Aston University, Birmingham, UK.
J Cogn Neurosci. 2018 Mar;30(3):338-352. doi: 10.1162/jocn_a_01209. Epub 2017 Nov 21.
Various neuroimaging and neurophysiological methods have been used to examine neural activation patterns in response to faces. However, much of previous research has relied on static images of faces, which do not allow a complete description of the temporal structure of face-specific neural activities to be made. More recently, insights are emerging from fMRI studies about the neural substrates that underpin our perception of naturalistic dynamic face stimuli, but the temporal and spectral oscillatory activity associated with processing dynamic faces has yet to be fully characterized. Here, we used MEG and beamformer source localization to examine the spatiotemporal profile of neurophysiological oscillatory activity in response to dynamic faces.

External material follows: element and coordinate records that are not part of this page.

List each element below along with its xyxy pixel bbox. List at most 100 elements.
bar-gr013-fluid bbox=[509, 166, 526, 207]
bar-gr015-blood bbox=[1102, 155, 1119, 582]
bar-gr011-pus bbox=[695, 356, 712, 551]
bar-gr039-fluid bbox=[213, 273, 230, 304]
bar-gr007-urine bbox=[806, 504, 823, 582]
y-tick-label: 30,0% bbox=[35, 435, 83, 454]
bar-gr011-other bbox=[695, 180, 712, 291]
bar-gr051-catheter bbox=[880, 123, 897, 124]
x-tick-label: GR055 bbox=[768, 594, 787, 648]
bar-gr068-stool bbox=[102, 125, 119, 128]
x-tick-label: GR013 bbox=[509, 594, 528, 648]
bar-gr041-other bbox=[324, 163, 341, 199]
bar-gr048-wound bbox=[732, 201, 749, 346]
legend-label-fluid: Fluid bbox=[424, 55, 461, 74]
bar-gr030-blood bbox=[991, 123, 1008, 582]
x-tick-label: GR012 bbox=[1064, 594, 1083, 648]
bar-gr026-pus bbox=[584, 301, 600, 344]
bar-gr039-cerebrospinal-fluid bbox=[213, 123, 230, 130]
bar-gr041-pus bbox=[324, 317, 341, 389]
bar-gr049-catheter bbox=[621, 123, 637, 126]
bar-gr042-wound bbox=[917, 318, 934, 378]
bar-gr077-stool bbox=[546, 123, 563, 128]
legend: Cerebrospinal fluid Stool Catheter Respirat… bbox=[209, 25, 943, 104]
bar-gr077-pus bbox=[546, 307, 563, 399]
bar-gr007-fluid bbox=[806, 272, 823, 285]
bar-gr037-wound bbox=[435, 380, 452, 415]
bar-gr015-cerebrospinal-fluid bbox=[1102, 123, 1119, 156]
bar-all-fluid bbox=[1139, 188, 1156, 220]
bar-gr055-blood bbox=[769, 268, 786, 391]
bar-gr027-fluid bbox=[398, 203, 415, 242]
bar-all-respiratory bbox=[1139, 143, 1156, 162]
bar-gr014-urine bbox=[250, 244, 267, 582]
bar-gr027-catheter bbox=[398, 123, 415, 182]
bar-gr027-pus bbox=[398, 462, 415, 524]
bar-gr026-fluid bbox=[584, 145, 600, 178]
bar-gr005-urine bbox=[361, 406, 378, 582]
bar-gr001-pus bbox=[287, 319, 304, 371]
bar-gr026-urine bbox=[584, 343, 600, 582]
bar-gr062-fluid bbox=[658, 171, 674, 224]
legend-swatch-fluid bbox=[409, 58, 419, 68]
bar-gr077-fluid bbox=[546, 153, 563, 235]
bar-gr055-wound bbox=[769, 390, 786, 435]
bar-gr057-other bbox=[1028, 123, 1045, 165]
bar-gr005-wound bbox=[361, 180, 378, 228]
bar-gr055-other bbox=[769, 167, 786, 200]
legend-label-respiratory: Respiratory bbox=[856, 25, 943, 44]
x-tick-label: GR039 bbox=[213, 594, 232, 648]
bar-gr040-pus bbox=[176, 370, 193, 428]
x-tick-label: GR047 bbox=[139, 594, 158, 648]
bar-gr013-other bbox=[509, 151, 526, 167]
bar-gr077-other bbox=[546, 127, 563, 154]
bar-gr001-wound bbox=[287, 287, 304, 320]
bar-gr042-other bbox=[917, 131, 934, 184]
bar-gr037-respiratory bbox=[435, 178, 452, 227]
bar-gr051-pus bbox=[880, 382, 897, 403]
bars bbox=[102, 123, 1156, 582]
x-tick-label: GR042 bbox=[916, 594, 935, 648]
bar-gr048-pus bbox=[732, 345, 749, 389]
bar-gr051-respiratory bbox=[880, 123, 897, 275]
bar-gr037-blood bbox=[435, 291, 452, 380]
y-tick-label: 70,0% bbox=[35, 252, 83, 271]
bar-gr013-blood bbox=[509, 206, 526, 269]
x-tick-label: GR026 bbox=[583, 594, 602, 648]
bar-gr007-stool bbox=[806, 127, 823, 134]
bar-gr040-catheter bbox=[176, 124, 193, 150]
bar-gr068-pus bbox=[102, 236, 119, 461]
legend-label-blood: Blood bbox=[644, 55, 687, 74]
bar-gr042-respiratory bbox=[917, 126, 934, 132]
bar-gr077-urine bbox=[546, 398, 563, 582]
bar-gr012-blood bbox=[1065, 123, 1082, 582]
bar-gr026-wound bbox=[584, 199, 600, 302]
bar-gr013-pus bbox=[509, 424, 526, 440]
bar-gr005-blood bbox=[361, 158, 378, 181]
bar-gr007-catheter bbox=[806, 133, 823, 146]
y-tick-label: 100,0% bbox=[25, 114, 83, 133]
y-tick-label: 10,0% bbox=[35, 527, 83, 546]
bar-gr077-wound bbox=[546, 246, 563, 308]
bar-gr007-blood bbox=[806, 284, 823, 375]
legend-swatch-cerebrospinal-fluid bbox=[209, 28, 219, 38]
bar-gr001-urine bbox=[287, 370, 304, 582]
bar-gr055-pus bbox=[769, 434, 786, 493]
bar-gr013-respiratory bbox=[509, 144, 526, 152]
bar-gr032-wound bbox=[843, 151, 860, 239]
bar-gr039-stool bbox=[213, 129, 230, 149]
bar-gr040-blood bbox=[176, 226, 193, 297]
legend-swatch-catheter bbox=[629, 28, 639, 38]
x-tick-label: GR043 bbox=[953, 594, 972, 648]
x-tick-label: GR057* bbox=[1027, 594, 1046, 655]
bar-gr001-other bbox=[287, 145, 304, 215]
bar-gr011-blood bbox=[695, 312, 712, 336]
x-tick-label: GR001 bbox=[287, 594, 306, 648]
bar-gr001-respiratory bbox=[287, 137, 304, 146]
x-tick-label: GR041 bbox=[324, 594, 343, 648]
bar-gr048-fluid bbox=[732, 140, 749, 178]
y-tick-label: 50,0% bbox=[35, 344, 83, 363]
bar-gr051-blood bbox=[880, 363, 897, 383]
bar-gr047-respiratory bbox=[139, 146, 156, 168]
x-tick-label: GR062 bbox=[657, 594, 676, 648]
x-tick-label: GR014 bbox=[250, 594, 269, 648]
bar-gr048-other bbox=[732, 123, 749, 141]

Source analysis revealed a number of regions showing enhanced activation in response to dynamic relative to static faces in the distributed face network, which were spatially coincident with regions that were previously identified with fMRI. Furthermore, our results demonstrate that perception of realistic dynamic facial stimuli activates a distributed neural network at varying time points facilitated by modulations in low-frequency power within alpha and beta frequency ranges (8-30 Hz). Naturalistic dynamic face stimuli may provide a better means of representing the complex nature of perceiving facial expressions in the real world, and neural oscillatory activity can provide additional insights into the associated neural processes.
各种神经影像学和神经生理学方法已被用于研究对人脸的神经激活模式。然而,之前的大部分研究都依赖于人脸的静态图像,这些图像无法完整描述与人脸相关的神经活动的时间结构。最近,fMRI 研究揭示了与我们对自然动态人脸刺激的感知相关的神经基质的一些见解,但与处理动态人脸相关的时频谱段振荡活动尚未得到充分描述。在这里,我们使用 MEG 和波束形成器源定位来研究动态人脸刺激反应的神经生理振荡活动的时空特征。源分析揭示了在分布式人脸网络中,与静态人脸相比,动态人脸会引起多个区域的激活增强,这些区域与之前通过 fMRI 确定的区域在空间上是一致的。此外,我们的结果表明,感知逼真的动态面部刺激会在不同的时间点激活一个分布式神经网络,这是由 alpha 和 beta 频段(8-30Hz)内低频功率的调制所促进的。自然动态人脸刺激可能为在现实世界中更有效地表现感知面部表情的复杂性质提供了更好的手段,而神经振荡活动可以为相关神经过程提供更多的见解。